Pacing. Again we assess the pace based on real life. Excited?  Talk a bit faster. Serious, intellectual, warm?  Little slower. 

Also make sure to pause the right amount between sentences and to adjust this as well based on the emotional energy of the script. Too long or too short a pause between sentences will trigger our ears in an unnatural way and we will hear your performance as “reading.”

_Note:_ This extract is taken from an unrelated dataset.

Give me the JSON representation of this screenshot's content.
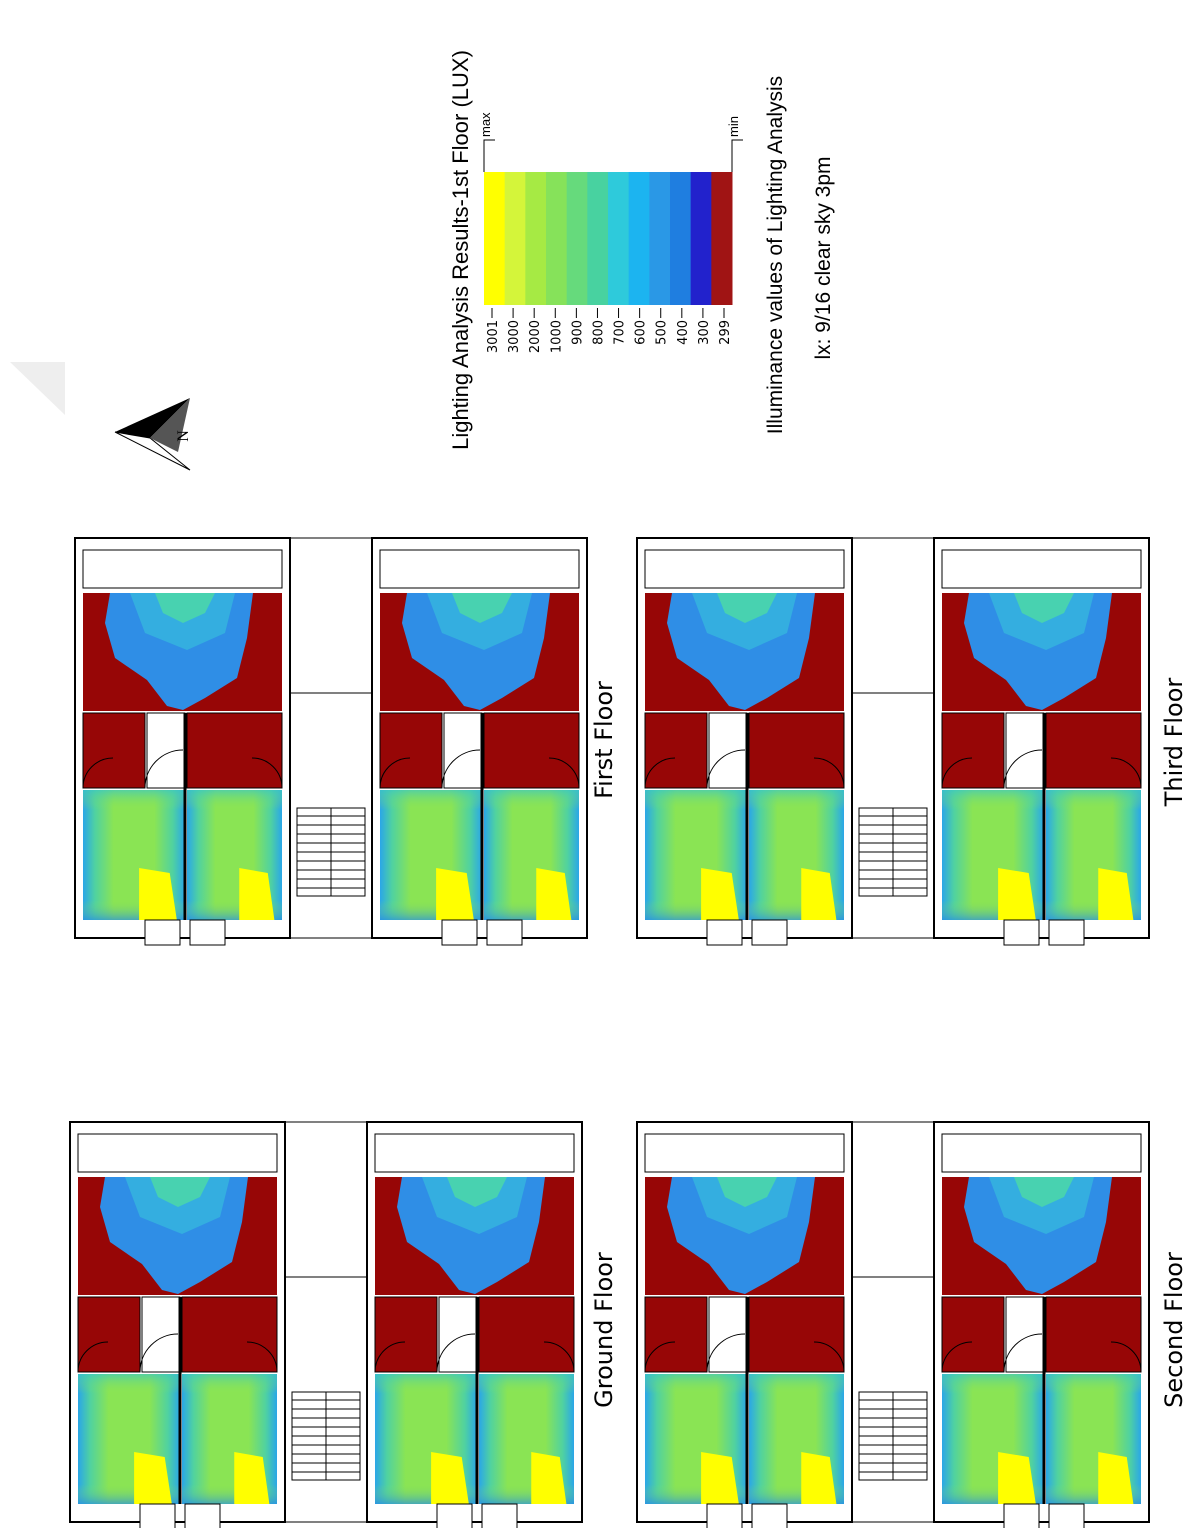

Let’s address voice acting technique in terms of musicality. Our ears tune in to music, it grabs our attention and concentration. It is the perfect blend of pattern and unpredictability that is so pleasant. Think about a white noise machine. They are meant to be ignored because of their monotone repetition. So make sure you don’t audition for a voice over script this way!  We have natural musicality to our voices based on emotional tone but also on how words connect to each other. This would be called our leading and key words. Here’s an example of a leading word (which goes up as if to say there’s something important coming) and a key word (which goes down as if to say this is it, this is the important thing right here!). It would be the classic “The end.”  Think about it. We go up on The because it’s not important, it’s leading into what’s important. We go down on End because it tells us the important thing we need to know – that this is over.  You can find these pairs in every sentence but the pair might not be next to each other. Here’s an example – “The best way to do it is to just relax.”  Here we see the word Best is leading into the key word Relax. We can assume by the word “it” that we have already covered the subject matter. Regardless, in this way you can see how words are always leading into other words and therefore guarantee a fluctuating  inflection. 

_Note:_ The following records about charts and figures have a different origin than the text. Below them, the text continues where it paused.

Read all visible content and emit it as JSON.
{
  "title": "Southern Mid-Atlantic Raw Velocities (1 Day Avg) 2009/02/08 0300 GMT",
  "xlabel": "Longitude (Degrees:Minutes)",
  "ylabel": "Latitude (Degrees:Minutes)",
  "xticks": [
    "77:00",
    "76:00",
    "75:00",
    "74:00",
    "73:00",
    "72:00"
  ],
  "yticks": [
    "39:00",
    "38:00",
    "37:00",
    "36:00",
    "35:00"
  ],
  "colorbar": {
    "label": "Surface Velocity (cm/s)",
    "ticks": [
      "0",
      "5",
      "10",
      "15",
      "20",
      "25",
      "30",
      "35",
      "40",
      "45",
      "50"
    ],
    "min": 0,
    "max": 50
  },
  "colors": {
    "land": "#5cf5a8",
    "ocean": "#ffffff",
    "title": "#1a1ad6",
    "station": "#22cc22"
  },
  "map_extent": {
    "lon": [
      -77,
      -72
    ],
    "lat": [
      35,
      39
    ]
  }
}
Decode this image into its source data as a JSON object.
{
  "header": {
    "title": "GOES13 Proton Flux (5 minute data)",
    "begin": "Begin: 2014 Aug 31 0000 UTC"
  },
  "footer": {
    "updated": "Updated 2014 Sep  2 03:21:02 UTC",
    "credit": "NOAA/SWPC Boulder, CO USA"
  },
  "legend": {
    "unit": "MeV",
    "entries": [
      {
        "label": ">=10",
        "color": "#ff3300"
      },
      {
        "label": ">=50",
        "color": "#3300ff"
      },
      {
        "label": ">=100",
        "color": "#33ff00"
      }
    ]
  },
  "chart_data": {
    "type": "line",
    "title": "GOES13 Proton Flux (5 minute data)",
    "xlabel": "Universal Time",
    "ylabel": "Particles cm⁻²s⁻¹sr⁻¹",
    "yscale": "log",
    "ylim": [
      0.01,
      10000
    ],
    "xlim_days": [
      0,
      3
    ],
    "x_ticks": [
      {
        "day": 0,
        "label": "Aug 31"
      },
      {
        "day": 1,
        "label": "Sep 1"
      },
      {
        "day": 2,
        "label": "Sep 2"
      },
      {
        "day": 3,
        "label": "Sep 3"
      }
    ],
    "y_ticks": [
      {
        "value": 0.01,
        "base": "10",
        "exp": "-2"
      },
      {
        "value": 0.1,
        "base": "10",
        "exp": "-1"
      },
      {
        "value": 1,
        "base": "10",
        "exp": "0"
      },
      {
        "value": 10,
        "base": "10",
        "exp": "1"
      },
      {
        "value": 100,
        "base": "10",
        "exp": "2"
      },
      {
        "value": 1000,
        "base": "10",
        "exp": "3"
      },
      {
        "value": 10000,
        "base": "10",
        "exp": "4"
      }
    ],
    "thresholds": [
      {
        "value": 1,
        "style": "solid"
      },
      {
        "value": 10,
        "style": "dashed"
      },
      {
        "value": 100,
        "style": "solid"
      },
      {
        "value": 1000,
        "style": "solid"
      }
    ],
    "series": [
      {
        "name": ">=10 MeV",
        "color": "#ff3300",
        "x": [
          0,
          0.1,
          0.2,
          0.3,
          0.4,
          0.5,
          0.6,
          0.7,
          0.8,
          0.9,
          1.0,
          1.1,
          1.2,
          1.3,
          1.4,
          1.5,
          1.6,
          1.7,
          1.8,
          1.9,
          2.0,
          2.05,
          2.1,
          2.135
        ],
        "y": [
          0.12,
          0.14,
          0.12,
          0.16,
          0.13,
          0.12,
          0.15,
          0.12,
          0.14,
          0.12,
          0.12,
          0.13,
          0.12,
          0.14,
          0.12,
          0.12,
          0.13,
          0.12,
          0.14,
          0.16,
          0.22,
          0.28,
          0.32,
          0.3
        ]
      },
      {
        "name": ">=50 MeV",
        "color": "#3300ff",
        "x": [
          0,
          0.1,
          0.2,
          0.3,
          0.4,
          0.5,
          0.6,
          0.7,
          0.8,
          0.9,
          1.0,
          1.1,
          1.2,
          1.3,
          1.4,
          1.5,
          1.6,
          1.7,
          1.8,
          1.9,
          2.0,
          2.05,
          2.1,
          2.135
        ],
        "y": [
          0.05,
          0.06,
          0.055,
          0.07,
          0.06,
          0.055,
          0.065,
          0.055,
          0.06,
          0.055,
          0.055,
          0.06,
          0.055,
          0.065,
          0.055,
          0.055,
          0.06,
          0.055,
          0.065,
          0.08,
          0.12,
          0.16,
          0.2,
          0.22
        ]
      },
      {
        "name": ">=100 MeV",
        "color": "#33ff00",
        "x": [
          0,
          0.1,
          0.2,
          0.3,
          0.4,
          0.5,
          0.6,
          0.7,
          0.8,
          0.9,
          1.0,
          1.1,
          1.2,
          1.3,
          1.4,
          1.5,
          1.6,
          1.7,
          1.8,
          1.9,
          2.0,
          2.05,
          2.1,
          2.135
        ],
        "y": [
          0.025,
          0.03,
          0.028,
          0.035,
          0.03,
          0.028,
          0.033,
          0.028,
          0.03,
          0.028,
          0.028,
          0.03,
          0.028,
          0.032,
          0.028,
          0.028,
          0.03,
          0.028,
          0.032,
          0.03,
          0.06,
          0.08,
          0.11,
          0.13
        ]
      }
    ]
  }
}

It’s incredible what a set of codes we have embedded into the way we communicate that is so deeply indoctrinated we don’t ever have to think about it when we talk. Except…when we are reading someone else’s words!  So yeah, now we do have to think about it. We talk perfectly natural in our everyday lives, but there’s nothing natural about reading someone else’s words. This is why understanding those words until they become our own is the way to sound natural in voice acting.  One way to try this would be to first read the script out loud but in a quiet voice, as if you’re reading it out loud to yourself to just understand it.  Another way is to read the script but give yourself creative license to add and subtract words, lead in with an entire sentence even. Share the script in a way that feels more like you would say it. Heck, even just read the script a few times until you understand it and then improvise the entire thing. By the time you want to audition for it, you’ll have emotional ownership of the material and will probably be able to read the script verbatim because you first got there emotionally on your own terms. I have some students who always start with a sentence of their own, maybe even including the name of an actual friend so it feels like a real conversation – they just delete it out later.  Win win!  Still feel like a phony announcer?  Read the script with a phone to your ear.  Triggering yourself to feel the way you do when you’re actually on the phone may control your volume and even more importantly have you sound the natural way you do when talking to someone you’re close with. Another win. Talk with your hands. Talk with your face. Your body filters energy and emotion through your voice. If you’re excited, take your hands out of those pockets!  Make sure to energetically align your body with the tone of the script. In the end, it’s about the text. The deeper you understand the intellectual and emotional components of your text, the more jobs you will win. Let the text be your director. Do what it tells you. It’s the boss.